Justement, Belmondo ne m’a rien fait, je ne change pas une virgule á mon commentaire du 26/03/21. Moi aussi je suis macho car tout simplement ça veut dire homme…
Belmondo était un type sympathique, mais un acteur médiocre, c’est un De Funés en muscle plus une belle gueule. Belmondo jouait Belmondo qui jouait Belmondo, un charisme incontestable mais un acteur qui justement ne m’a rien fait.
Si on parlait de Denner ? second rôle de luxe qui surpassait par son jeu votre gentil macho…
Bel éloge de magnifique acteur !
Tout est dit et fort bien.
Gamin, je me rappelle de l’évènement qu’était la « sortie du dernier Belmondo » annoncée à la TV, le lendemain, c’était réunion du comité consultatif des morveux et application de sa résolution invariable : « on va le voir samedi » 😉
Si vous ne connaissez pas cette excellente video :
https://www.facebook.com/konbinifr/videos/%C3%A9ric-neuhoff-d%C3%A9monte-le-cin%C3%A9ma-fran%C3%A7ais/491885731654283/
Merci Eric.
La « gôôôcchiiaaassseerrrie » en prend plein la gueule et j’aime ça.
Bébel boxeur, en vous lisant, va apprécier vos uppercuts et vos directs !
Vous avez du en mettre quelques uns KO !????
Libertarien je ne sais pas, moi je dirais Français né juste avant la guerre. Affaire de génération. Je voudrais rappeler les chefs d’œuvre que sont ses films d’aventure des années 60: Cartouche, Les tribulations d’un Chinois en Chine, L’homme de Rio… Dans les films noirs Delon est meilleur grâce à son passage chez Henri Verneuil et Jean Pierre Melville. Mais oui, c’est indiscutable, Belmondo restera cet impérissable souvenir d’une France disparue méprisée et remplacée par la vague socialo à partir de Mitterrand &les 40 voleurs cultureux.
Moi aussi je l’aime beaucoup notre Bébel ! Il n’a pas la grosse tête, garde sa gouaille et son rire.
Ça change de nos acteurs et actrices, féaux de la boboïtude gauchisante parisienne.
Ne généralisons pas, même s’il est vrai qu’une majorité des acteurs français est à jeter par la fenêtre (et achétée par la gôche) – il y a sur YT une très belle interview de Gérard Jugneau, effectuée en Suisse dans laquelle, mine de rien et en quelques phrases bien senties, il descend en torche le cinéma sur-subventionné.

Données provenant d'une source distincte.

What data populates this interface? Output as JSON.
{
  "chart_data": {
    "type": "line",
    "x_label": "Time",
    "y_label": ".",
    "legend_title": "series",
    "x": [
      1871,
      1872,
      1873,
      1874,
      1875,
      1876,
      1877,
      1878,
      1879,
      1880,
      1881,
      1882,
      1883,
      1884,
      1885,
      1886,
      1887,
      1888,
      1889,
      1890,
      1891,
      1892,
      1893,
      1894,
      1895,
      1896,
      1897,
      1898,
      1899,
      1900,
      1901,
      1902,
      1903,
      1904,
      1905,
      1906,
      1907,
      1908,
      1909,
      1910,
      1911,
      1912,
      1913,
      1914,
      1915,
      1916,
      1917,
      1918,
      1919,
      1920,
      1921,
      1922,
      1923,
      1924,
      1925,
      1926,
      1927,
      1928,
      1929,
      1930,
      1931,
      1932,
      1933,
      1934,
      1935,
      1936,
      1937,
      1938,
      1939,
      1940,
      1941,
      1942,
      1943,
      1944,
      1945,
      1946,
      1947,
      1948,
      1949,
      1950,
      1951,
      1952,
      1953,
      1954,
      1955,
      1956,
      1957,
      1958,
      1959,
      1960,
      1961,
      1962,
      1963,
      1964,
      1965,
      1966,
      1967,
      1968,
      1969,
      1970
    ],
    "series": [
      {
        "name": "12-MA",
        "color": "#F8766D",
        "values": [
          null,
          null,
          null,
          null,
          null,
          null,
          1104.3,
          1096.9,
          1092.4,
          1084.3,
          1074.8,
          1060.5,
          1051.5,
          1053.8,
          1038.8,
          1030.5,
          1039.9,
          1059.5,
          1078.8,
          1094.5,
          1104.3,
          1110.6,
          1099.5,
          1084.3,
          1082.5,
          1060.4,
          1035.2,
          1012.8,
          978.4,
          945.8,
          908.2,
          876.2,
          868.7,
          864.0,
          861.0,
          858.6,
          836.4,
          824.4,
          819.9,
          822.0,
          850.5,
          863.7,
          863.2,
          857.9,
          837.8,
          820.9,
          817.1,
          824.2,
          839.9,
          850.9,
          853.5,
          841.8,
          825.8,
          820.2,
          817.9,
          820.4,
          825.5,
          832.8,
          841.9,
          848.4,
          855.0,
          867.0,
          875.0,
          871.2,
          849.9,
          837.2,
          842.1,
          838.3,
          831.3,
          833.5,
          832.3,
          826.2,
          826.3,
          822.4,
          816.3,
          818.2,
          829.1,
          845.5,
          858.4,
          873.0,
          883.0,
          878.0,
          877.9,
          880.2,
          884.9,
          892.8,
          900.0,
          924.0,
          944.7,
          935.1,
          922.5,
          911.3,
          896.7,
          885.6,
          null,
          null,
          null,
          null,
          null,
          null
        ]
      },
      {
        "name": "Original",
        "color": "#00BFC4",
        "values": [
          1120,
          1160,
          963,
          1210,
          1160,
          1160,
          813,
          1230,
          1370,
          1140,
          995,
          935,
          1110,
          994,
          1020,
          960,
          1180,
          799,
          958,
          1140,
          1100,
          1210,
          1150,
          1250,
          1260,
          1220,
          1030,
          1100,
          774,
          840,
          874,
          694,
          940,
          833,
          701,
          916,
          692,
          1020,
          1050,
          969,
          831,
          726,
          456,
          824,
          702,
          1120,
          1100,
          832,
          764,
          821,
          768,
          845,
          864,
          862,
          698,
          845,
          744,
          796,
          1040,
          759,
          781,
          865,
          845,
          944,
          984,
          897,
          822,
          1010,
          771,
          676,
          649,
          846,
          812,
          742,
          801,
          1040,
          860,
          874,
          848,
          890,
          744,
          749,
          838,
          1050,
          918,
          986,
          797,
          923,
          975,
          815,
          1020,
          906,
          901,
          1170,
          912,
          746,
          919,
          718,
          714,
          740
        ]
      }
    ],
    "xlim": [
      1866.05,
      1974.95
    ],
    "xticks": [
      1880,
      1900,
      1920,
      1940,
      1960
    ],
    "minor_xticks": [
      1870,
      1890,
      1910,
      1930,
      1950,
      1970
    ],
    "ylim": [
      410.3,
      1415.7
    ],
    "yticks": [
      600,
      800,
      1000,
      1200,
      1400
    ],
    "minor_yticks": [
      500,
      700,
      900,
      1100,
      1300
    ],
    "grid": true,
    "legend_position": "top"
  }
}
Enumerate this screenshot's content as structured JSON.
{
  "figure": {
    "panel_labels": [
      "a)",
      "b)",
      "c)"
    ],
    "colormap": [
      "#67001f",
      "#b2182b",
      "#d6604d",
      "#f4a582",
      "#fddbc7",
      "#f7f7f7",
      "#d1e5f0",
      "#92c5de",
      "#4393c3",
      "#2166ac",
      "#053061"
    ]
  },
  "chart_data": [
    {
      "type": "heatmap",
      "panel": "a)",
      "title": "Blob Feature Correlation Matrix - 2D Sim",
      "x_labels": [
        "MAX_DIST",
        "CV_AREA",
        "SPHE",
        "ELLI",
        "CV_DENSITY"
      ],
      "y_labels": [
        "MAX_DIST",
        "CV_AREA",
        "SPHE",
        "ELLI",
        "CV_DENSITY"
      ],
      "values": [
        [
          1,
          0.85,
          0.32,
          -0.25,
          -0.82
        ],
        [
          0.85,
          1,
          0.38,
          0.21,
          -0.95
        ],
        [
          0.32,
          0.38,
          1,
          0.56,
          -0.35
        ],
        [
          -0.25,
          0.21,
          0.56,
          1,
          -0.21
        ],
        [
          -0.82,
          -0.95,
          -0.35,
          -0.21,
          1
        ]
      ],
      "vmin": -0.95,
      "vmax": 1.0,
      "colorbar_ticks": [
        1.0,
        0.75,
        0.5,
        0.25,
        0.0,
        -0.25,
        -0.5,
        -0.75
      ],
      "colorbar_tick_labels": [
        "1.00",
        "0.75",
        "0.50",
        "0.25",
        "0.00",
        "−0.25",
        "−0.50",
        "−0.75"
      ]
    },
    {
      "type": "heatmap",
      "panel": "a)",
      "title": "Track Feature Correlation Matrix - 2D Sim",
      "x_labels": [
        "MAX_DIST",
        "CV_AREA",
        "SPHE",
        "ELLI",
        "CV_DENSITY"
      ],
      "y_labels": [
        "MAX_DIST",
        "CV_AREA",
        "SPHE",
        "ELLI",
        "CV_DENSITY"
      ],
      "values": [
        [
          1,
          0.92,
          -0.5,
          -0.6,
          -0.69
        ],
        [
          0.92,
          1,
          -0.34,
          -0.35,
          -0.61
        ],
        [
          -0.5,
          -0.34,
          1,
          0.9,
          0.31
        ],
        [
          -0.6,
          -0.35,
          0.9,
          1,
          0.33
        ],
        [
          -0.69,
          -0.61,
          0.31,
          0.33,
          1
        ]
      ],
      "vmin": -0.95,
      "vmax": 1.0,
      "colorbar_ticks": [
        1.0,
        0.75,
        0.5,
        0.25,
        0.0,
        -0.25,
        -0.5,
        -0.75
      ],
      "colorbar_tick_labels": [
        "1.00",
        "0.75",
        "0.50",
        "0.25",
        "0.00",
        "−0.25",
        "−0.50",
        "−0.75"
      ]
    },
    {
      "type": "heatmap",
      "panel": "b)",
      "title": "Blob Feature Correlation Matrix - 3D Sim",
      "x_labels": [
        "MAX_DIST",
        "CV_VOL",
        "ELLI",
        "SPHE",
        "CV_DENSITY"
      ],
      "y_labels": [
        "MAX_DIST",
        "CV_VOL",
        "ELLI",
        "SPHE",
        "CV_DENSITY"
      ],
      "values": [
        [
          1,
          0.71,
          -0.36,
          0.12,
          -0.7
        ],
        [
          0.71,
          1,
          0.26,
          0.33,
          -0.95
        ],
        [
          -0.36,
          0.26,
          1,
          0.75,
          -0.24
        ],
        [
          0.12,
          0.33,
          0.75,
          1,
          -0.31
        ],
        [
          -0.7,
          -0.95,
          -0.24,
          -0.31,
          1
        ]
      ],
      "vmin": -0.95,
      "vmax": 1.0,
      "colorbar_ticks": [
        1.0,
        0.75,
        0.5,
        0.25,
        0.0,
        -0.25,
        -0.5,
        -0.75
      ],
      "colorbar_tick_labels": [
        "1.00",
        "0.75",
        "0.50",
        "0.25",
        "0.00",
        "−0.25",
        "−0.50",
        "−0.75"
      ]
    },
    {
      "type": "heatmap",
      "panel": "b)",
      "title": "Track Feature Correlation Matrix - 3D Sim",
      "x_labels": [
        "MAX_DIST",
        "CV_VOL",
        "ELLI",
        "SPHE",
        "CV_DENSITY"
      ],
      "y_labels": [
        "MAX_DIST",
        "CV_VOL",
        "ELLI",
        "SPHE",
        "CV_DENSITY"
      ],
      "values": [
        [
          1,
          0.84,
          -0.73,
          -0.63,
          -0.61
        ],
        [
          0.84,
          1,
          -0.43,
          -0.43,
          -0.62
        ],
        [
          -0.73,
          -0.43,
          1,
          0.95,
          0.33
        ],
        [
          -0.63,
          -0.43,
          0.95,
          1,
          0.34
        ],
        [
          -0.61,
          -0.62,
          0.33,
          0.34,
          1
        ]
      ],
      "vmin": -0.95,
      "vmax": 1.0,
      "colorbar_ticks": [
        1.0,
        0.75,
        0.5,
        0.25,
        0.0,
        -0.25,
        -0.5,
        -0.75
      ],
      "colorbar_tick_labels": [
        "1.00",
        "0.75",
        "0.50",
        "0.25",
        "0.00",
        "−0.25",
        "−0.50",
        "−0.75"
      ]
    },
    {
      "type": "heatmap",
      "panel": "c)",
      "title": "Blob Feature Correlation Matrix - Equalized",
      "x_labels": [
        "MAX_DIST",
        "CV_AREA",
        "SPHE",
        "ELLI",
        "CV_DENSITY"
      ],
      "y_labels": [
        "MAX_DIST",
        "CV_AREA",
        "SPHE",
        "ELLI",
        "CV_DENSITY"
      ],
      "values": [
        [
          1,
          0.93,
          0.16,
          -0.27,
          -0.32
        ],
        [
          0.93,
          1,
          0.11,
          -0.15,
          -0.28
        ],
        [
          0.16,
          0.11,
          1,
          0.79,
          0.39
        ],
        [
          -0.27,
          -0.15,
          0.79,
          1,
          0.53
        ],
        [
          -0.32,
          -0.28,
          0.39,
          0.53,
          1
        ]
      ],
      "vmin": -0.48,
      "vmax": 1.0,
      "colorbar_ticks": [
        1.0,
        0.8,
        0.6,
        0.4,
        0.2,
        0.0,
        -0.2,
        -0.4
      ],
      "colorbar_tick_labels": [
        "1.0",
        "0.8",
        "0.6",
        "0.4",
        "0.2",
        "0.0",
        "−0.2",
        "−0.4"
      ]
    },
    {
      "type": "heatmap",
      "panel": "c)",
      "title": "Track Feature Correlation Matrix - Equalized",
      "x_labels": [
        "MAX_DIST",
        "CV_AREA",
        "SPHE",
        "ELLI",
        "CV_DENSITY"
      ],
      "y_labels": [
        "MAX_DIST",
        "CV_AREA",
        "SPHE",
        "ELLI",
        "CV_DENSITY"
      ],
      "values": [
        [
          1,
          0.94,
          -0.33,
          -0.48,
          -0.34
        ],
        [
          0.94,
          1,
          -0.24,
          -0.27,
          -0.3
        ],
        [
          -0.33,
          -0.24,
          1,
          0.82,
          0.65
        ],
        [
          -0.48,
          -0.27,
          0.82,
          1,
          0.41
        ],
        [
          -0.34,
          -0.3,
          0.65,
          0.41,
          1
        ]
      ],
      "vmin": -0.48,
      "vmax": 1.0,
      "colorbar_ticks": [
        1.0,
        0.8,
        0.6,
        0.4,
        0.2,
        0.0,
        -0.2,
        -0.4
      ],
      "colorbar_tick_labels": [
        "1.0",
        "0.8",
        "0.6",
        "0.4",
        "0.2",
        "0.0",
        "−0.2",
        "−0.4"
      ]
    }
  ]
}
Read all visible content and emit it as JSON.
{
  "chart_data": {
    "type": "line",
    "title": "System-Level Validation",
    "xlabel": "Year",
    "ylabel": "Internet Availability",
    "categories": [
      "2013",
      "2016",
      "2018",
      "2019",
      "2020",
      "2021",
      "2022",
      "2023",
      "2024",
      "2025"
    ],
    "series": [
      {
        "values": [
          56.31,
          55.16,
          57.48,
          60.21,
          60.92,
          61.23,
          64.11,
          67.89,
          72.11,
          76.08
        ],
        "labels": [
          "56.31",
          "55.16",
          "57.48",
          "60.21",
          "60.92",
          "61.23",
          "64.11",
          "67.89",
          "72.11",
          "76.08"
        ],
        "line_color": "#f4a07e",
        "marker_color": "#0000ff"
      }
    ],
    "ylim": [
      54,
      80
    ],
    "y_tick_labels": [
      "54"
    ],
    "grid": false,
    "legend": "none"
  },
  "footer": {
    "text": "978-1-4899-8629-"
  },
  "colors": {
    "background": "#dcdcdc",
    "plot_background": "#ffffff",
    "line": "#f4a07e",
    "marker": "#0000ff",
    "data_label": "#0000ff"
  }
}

« Il (Belmondo) nous rappelle qu’à une époque, le cinéma français ne se complaisait pas dans une longue geignardise immuno-déprimée. Il en voulait, il portait une vision, une envie, un désir de vivre, qui manque cruellement à nos oeuvres depuis que les subventions ont remplacé le chiffre d’affaires produit par les entrées. »
Tout est dit sur le cinéma qui nous distrayait de nos soucis quotidiens, nous amusait, nous entraînait derrière les cascades et le rire de Belmondo. Certes, ce n’était pas un cinéma « cérébral » mais quel plaisir en salle et quelle pêche en fin de séance.
Qui a envie, dans le marasme actuel, d’aller voir des films « sociétaux » ou prise de tête ?
Le cinéma français a eu ses grandes heures et ses grands artistes, hommes et femmes, mondialement connus : ils étaient bons, ils étaient beaux, ils avaient une diction parfaite que la BO ne rendait pas inaudible, ils nous faisaient vivre des aventures que nous ne connaîtrions jamais mais que nous partagions un instant hors du temps.
Qui pourra nous faire rêver désormais ????